EM BUSCA DO TEMPO PERDIDO DE RENASCER

EM BUSCA DO TEMPO PERDIDO DE RENASCER

Namorada pré-ferida, ao mesmo tempo tão sem vida

Sabrina, sapeca, seguiste caminhos tão sem metas

Te tornaste um cacto espinhoso. Por que te sentes

Tão magoada e aflita. Pq te separaste da haste 1ªª

Que te conduzia à melhor transcrição genética???

PQ ficastes tão dormente em tuas puras agruras

Quem, o quê te fez perder-se tão assim patética

Viveste a Nova Era nas esferas das serpentes???

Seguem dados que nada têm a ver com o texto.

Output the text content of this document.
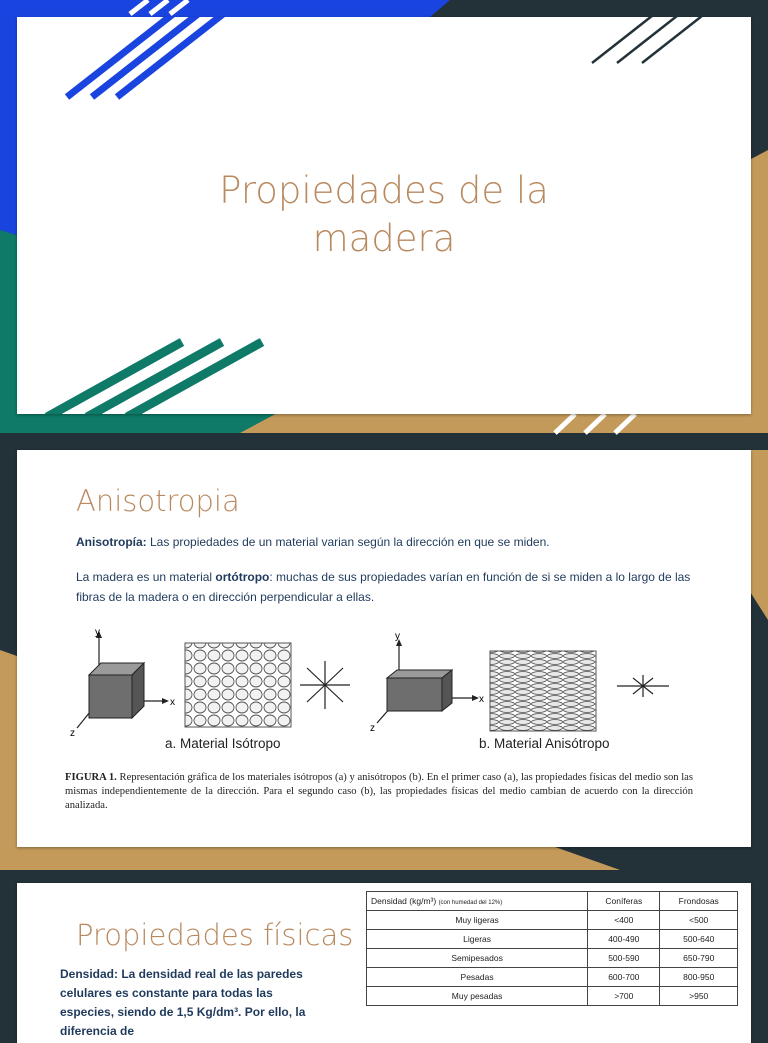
Propiedades de la
madera
Anisotropia
Anisotropía: Las propiedades de un material varian según la dirección en que se miden.
La madera es un material ortótropo: muchas de sus propiedades varían en función de si se miden a lo largo de las fibras de la madera o en dirección perpendicular a ellas.
y
x
z
y
x
z
a. Material Isótropo	b. Material Anisótropo
FIGURA 1. Representación gráfica de los materiales isótropos (a) y anisótropos (b). En el primer caso (a), las propiedades físicas del medio son las mismas independientemente de la dirección. Para el segundo caso (b), las propiedades físicas del medio cambian de acuerdo con la dirección analizada.
Propiedades físicas
Densidad: La densidad real de las paredes celulares es constante para todas las especies, siendo de 1,5 Kg/dm³. Por ello, la diferencia de
Densidad (kg/m³) (con humedad del 12%)	Coníferas	Frondosas
Muy ligeras	<400	<500
Ligeras	400-490	500-640
Semipesados	500-590	650-790
Pesadas	600-700	800-950
Muy pesadas	>700	>950
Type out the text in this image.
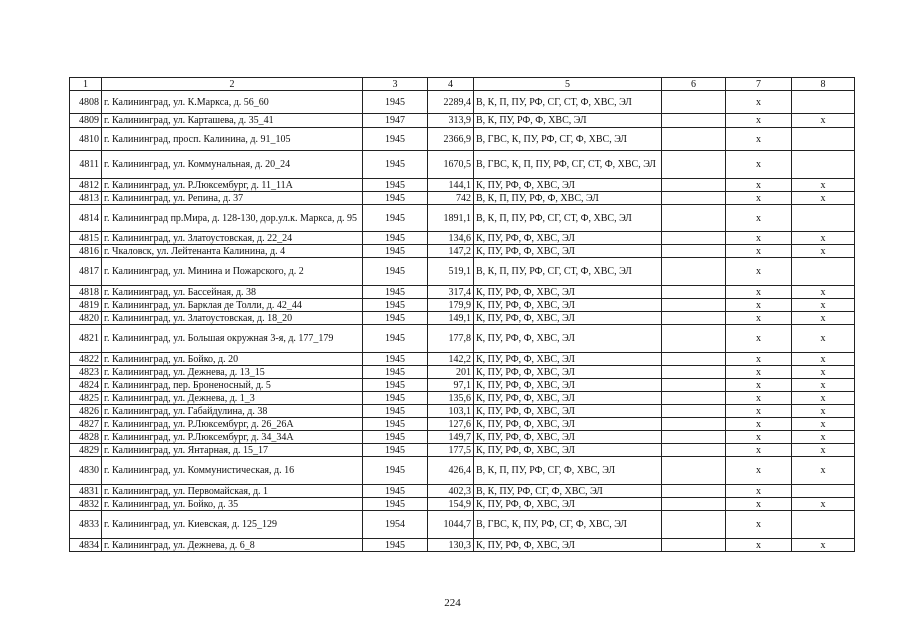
1	2	3	4	5	6	7	8
4808	г. Калининград, ул. К.Маркса, д. 56_60	1945	2289,4	В, К, П, ПУ, РФ, СГ, СТ, Ф, ХВС, ЭЛ		х	
4809	г. Калининград, ул. Карташева, д. 35_41	1947	313,9	В, К, ПУ, РФ, Ф, ХВС, ЭЛ		х	х
4810	г. Калининград, просп. Калинина, д. 91_105	1945	2366,9	В, ГВС, К, ПУ, РФ, СГ, Ф, ХВС, ЭЛ		х	
4811	г. Калининград, ул. Коммунальная, д. 20_24	1945	1670,5	В, ГВС, К, П, ПУ, РФ, СГ, СТ, Ф, ХВС, ЭЛ		х	
4812	г. Калининград, ул. Р.Люксембург, д. 11_11А	1945	144,1	К, ПУ, РФ, Ф, ХВС, ЭЛ		х	х
4813	г. Калининград, ул. Репина, д. 37	1945	742	В, К, П, ПУ, РФ, Ф, ХВС, ЭЛ		х	х
4814	г. Калининград пр.Мира, д. 128-130, дор.ул.к. Маркса, д. 95	1945	1891,1	В, К, П, ПУ, РФ, СГ, СТ, Ф, ХВС, ЭЛ		х	
4815	г. Калининград, ул. Златоустовская, д. 22_24	1945	134,6	К, ПУ, РФ, Ф, ХВС, ЭЛ		х	х
4816	г. Чкаловск, ул. Лейтенанта Калинина, д. 4	1945	147,2	К, ПУ, РФ, Ф, ХВС, ЭЛ		х	х
4817	г. Калининград, ул. Минина и Пожарского, д. 2	1945	519,1	В, К, П, ПУ, РФ, СГ, СТ, Ф, ХВС, ЭЛ		х	
4818	г. Калининград, ул. Бассейная, д. 38	1945	317,4	К, ПУ, РФ, Ф, ХВС, ЭЛ		х	х
4819	г. Калининград, ул. Барклая де Толли, д. 42_44	1945	179,9	К, ПУ, РФ, Ф, ХВС, ЭЛ		х	х
4820	г. Калининград, ул. Златоустовская, д. 18_20	1945	149,1	К, ПУ, РФ, Ф, ХВС, ЭЛ		х	х
4821	г. Калининград, ул. Большая окружная 3-я, д. 177_179	1945	177,8	К, ПУ, РФ, Ф, ХВС, ЭЛ		х	х
4822	г. Калининград, ул. Бойко, д. 20	1945	142,2	К, ПУ, РФ, Ф, ХВС, ЭЛ		х	х
4823	г. Калининград, ул. Дежнева, д. 13_15	1945	201	К, ПУ, РФ, Ф, ХВС, ЭЛ		х	х
4824	г. Калининград, пер. Броненосный, д. 5	1945	97,1	К, ПУ, РФ, Ф, ХВС, ЭЛ		х	х
4825	г. Калининград, ул. Дежнева, д. 1_3	1945	135,6	К, ПУ, РФ, Ф, ХВС, ЭЛ		х	х
4826	г. Калининград, ул. Габайдулина, д. 38	1945	103,1	К, ПУ, РФ, Ф, ХВС, ЭЛ		х	х
4827	г. Калининград, ул. Р.Люксембург, д. 26_26А	1945	127,6	К, ПУ, РФ, Ф, ХВС, ЭЛ		х	х
4828	г. Калининград, ул. Р.Люксембург, д. 34_34А	1945	149,7	К, ПУ, РФ, Ф, ХВС, ЭЛ		х	х
4829	г. Калининград, ул. Янтарная, д. 15_17	1945	177,5	К, ПУ, РФ, Ф, ХВС, ЭЛ		х	х
4830	г. Калининград, ул. Коммунистическая, д. 16	1945	426,4	В, К, П, ПУ, РФ, СГ, Ф, ХВС, ЭЛ		х	х
4831	г. Калининград, ул. Первомайская, д. 1	1945	402,3	В, К, ПУ, РФ, СГ, Ф, ХВС, ЭЛ		х	
4832	г. Калининград, ул. Бойко, д. 35	1945	154,9	К, ПУ, РФ, Ф, ХВС, ЭЛ		х	х
4833	г. Калининград, ул. Киевская, д. 125_129	1954	1044,7	В, ГВС, К, ПУ, РФ, СГ, Ф, ХВС, ЭЛ		х	
4834	г. Калининград, ул. Дежнева, д. 6_8	1945	130,3	К, ПУ, РФ, Ф, ХВС, ЭЛ		х	х
224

Tens saudades das liberdades dos anos setenta

Abandonaram-te sozinha, perdida, assim carente

Sem sexus, plexus e nexus que não mais fazem

Teu ser tiete acontecer nas bandas de rock pauleira

E ao mesmo tempo tropicaliente. Passaste o ciclo

Tendo saudade das fodinhas tipo meninas Malu

Maluquinhas, sedentas de encontros com moleques

Perdidos na Noite do Século Vinte??? A inusitada

Estrada cheia de quero-queros e porraloucas

Buscaste neles um “udistoque” de biquíni na praia

De Ipanema, nos inferninhos de Iracema. Tens

Vera saudade de entrar em cana por ter sido amante

De Dona Maria Juana??? Sei, querida, é difícil

Paraty, após encarar o Último Tango em motéis

Próximos ao Largo do Machado, aos Arcos da

Lapa, após ter sido misse nas passar elas, ter

Fotografado para os “books” das agências de

Puns e publicidade, e entrar nos carros que te

Abriam porta ao largo do calçadão no asfalto

De Copacabana. Te sentes certamente extinta

Tudo isso hoje não passa de um amontoado

Pirado de detritos. Os improvisos tronchos

Te mutilaram. Cansaste dos bancos de carona

Dos boquetes no apito de chamar os anjos

Dos bundões das bandas de fundo de quintal

Apenas navegas nesse Titanic de cadáveres

Resultante de todas as revoluções: americana

Inglesa, francesa e da Treva soviética de 1917

Hoje em dia ninguém para te dar um bom dia

Nessa pandemia que a Covid-19 consagrou

E os negacionistas do flagelo sorriem, mas

Inquietos, com suas políticas que o Tempo

E o Vento levaram como quem não passou.

Foi preciso te amar para te compreender

Para que na memória não ficasses a velha

Que não soube rejuvenescer. Afinal, não és

Uma anciã que não pode mais crescer. Ou

Criança imóvel frente à serpente imensa

Que te proíbe de renascer. Não eras apenas

Uma velha menina proibida de tudo

Menos de envelhecer. Será que fizeste

De tudo um pouco sem nunca conseguir

Pegar em mãos a arte discente de crescer???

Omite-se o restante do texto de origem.